The second of the PipeDreams' great virtues–and the one that most audiophile hearts will skip a beat to–is their phenomenal soundfield. HP has already tipped the hand on this, in his earlier discussion of the PipeDreams' prototype. What we have here is a speaker that simply redefines the stereo stage. You wouldn't think that a system that consists of 136 drivers, two very large boxes and four fair-sized cylinders could "disappear" as completely as a pair of two-way stand-mounted minis can, and yet that PipeDreams do that very thing.
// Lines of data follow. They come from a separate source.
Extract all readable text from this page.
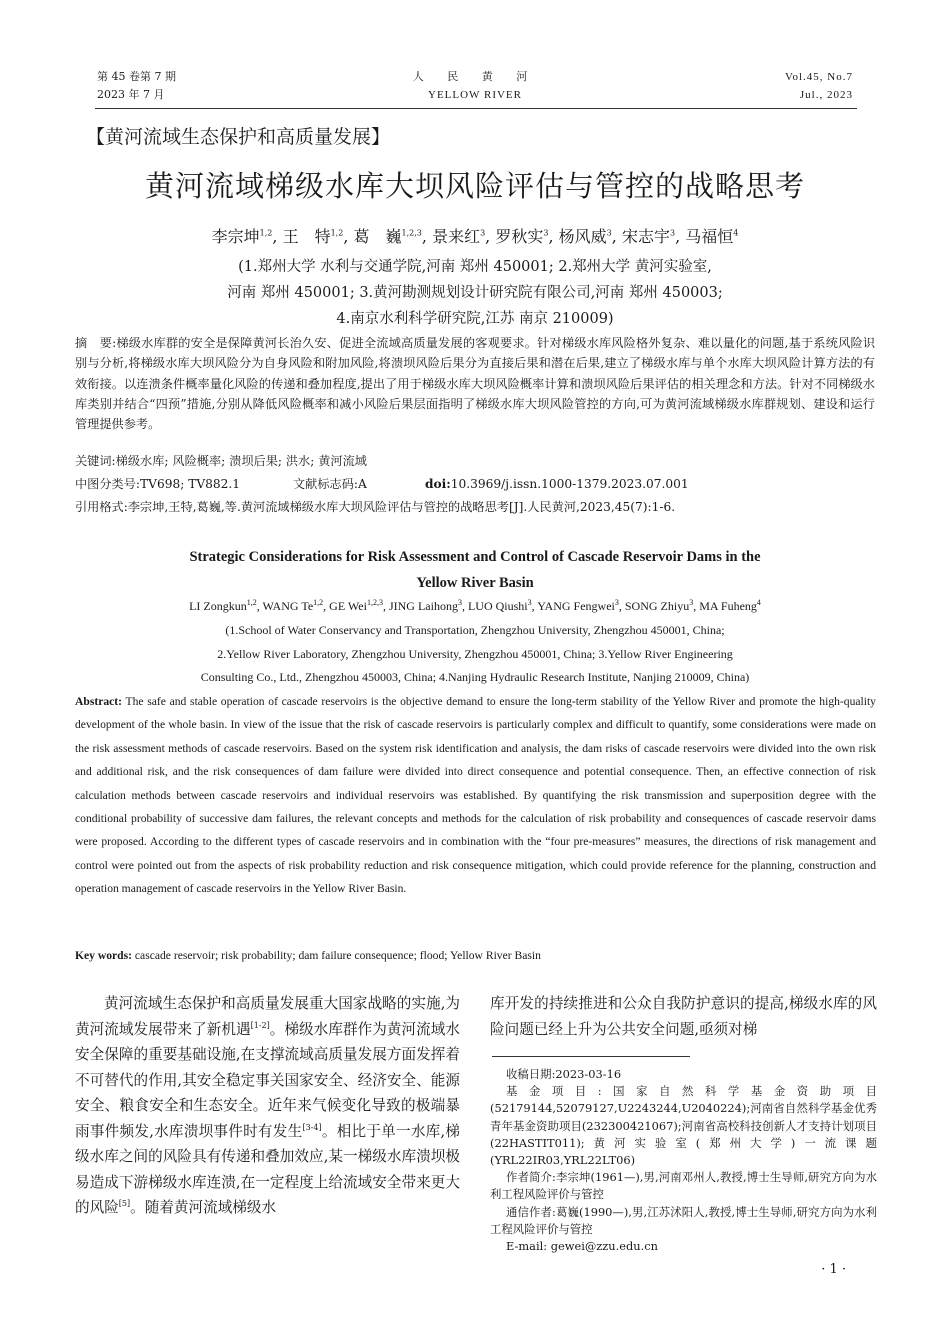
第 45 卷第 7 期
2023 年 7 月
人 民 黄 河
YELLOW RIVER
Vol.45, No.7
Jul., 2023
【黄河流域生态保护和高质量发展】
黄河流域梯级水库大坝风险评估与管控的战略思考
李宗坤$^{1,2}$, 王　特$^{1,2}$, 葛　巍$^{1,2,3}$, 景来红$^3$, 罗秋实$^3$, 杨风威$^3$, 宋志宇$^3$, 马福恒$^4$
(1.郑州大学 水利与交通学院,河南 郑州 450001; 2.郑州大学 黄河实验室,
河南 郑州 450001; 3.黄河勘测规划设计研究院有限公司,河南 郑州 450003;
4.南京水利科学研究院,江苏 南京 210009)

摘　要:梯级水库群的安全是保障黄河长治久安、促进全流域高质量发展的客观要求。针对梯级水库风险格外复杂、难以量化的问题,基于系统风险识别与分析,将梯级水库大坝风险分为自身风险和附加风险,将溃坝风险后果分为直接后果和潜在后果,建立了梯级水库与单个水库大坝风险计算方法的有效衔接。以连溃条件概率量化风险的传递和叠加程度,提出了用于梯级水库大坝风险概率计算和溃坝风险后果评估的相关理念和方法。针对不同梯级水库类别并结合“四预”措施,分别从降低风险概率和减小风险后果层面指明了梯级水库大坝风险管控的方向,可为黄河流域梯级水库群规划、建设和运行管理提供参考。

关键词:梯级水库; 风险概率; 溃坝后果; 洪水; 黄河流域
中图分类号:TV698; TV882.1	文献标志码:A	doi:10.3969/j.issn.1000-1379.2023.07.001
引用格式:李宗坤,王特,葛巍,等.黄河流域梯级水库大坝风险评估与管控的战略思考[J].人民黄河,2023,45(7):1-6.
Strategic Considerations for Risk Assessment and Control of Cascade Reservoir Dams in the
Yellow River Basin
LI Zongkun$^{1,2}$, WANG Te$^{1,2}$, GE Wei$^{1,2,3}$, JING Laihong$^3$, LUO Qiushi$^3$, YANG Fengwei$^3$, SONG Zhiyu$^3$, MA Fuheng$^4$
(1.School of Water Conservancy and Transportation, Zhengzhou University, Zhengzhou 450001, China;
2.Yellow River Laboratory, Zhengzhou University, Zhengzhou 450001, China; 3.Yellow River Engineering
Consulting Co., Ltd., Zhengzhou 450003, China; 4.Nanjing Hydraulic Research Institute, Nanjing 210009, China)
Abstract: The safe and stable operation of cascade reservoirs is the objective demand to ensure the long-term stability of the Yellow River and promote the high-quality development of the whole basin. In view of the issue that the risk of cascade reservoirs is particularly complex and difficult to quantify, some considerations were made on the risk assessment methods of cascade reservoirs. Based on the system risk identification and analysis, the dam risks of cascade reservoirs were divided into the own risk and additional risk, and the risk consequences of dam failure were divided into direct consequence and potential consequence. Then, an effective connection of risk calculation methods between cascade reservoirs and individual reservoirs was established. By quantifying the risk transmission and superposition degree with the conditional probability of successive dam failures, the relevant concepts and methods for the calculation of risk probability and consequences of cascade reservoir dams were proposed. According to the different types of cascade reservoirs and in combination with the “four pre-measures” measures, the directions of risk management and control were pointed out from the aspects of risk probability reduction and risk consequence mitigation, which could provide reference for the planning, construction and operation management of cascade reservoirs in the Yellow River Basin.
Key words: cascade reservoir; risk probability; dam failure consequence; flood; Yellow River Basin
黄河流域生态保护和高质量发展重大国家战略的实施,为黄河流域发展带来了新机遇[1-2]。梯级水库群作为黄河流域水安全保障的重要基础设施,在支撑流域高质量发展方面发挥着不可替代的作用,其安全稳定事关国家安全、经济安全、能源安全、粮食安全和生态安全。近年来气候变化导致的极端暴雨事件频发,水库溃坝事件时有发生[3-4]。相比于单一水库,梯级水库之间的风险具有传递和叠加效应,某一梯级水库溃坝极易造成下游梯级水库连溃,在一定程度上给流域安全带来更大的风险[5]。随着黄河流域梯级水
库开发的持续推进和公众自我防护意识的提高,梯级水库的风险问题已经上升为公共安全问题,亟须对梯

收稿日期:2023-03-16

基金项目:国家自然科学基金资助项目(52179144,52079127,U2243244,U2040224);河南省自然科学基金优秀青年基金资助项目(232300421067);河南省高校科技创新人才支持计划项目(22HASTIT011);黄河实验室(郑州大学)一流课题(YRL22IR03,YRL22LT06)

作者简介:李宗坤(1961—),男,河南邓州人,教授,博士生导师,研究方向为水利工程风险评价与管控

通信作者:葛巍(1990—),男,江苏沭阳人,教授,博士生导师,研究方向为水利工程风险评价与管控

E-mail: gewei@zzu.edu.cn

· 1 ·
I don't know that I can impress on you strongly enough how wide and deep and tall and open, how subtly layered and impressively three-dimensional the PipDream's soundfield is. I've never heard anything remotely like it in my home–and I've listened to some pretty darned good loudspeakers. We are talking here about a loudspeaker system that breaks down that "fourth wall" between you and the music-makers. Indeed, the PipeDreams blow out all the walls in your listening room.

You want to hear imaging outside boundaries of the speaker enclosures? You want that wall at the back of your room to disappear? These speakers don't carve an ambient rectangle out of the acoustic of your listening room–they give you a whole new room. Or, should I say, new rooms, for whatever the size or acoustic of the recording venue, that's the size and acoustic you get. These things scale acoustics, in much the same way that they scale instrumental dynamics. Indeed the PipeDreams are the cheapest room-remodeling program I've ever come across.

Let me close with this thought: Music is never just sound. It is a sensation felt as well as heard–felt as a brush or a wave or a pulse of rhythmically charged air, felt in our bodies. It is by means of synaesthetic sensation, physical and aural, that music first affects us, generating that thrilling rush of endorphins that raises Goosebumps–that starts feet tapping and hips swaying and voices singing along. Better than any loudspeaker I've yet heard, the PipeDreams get this first step right.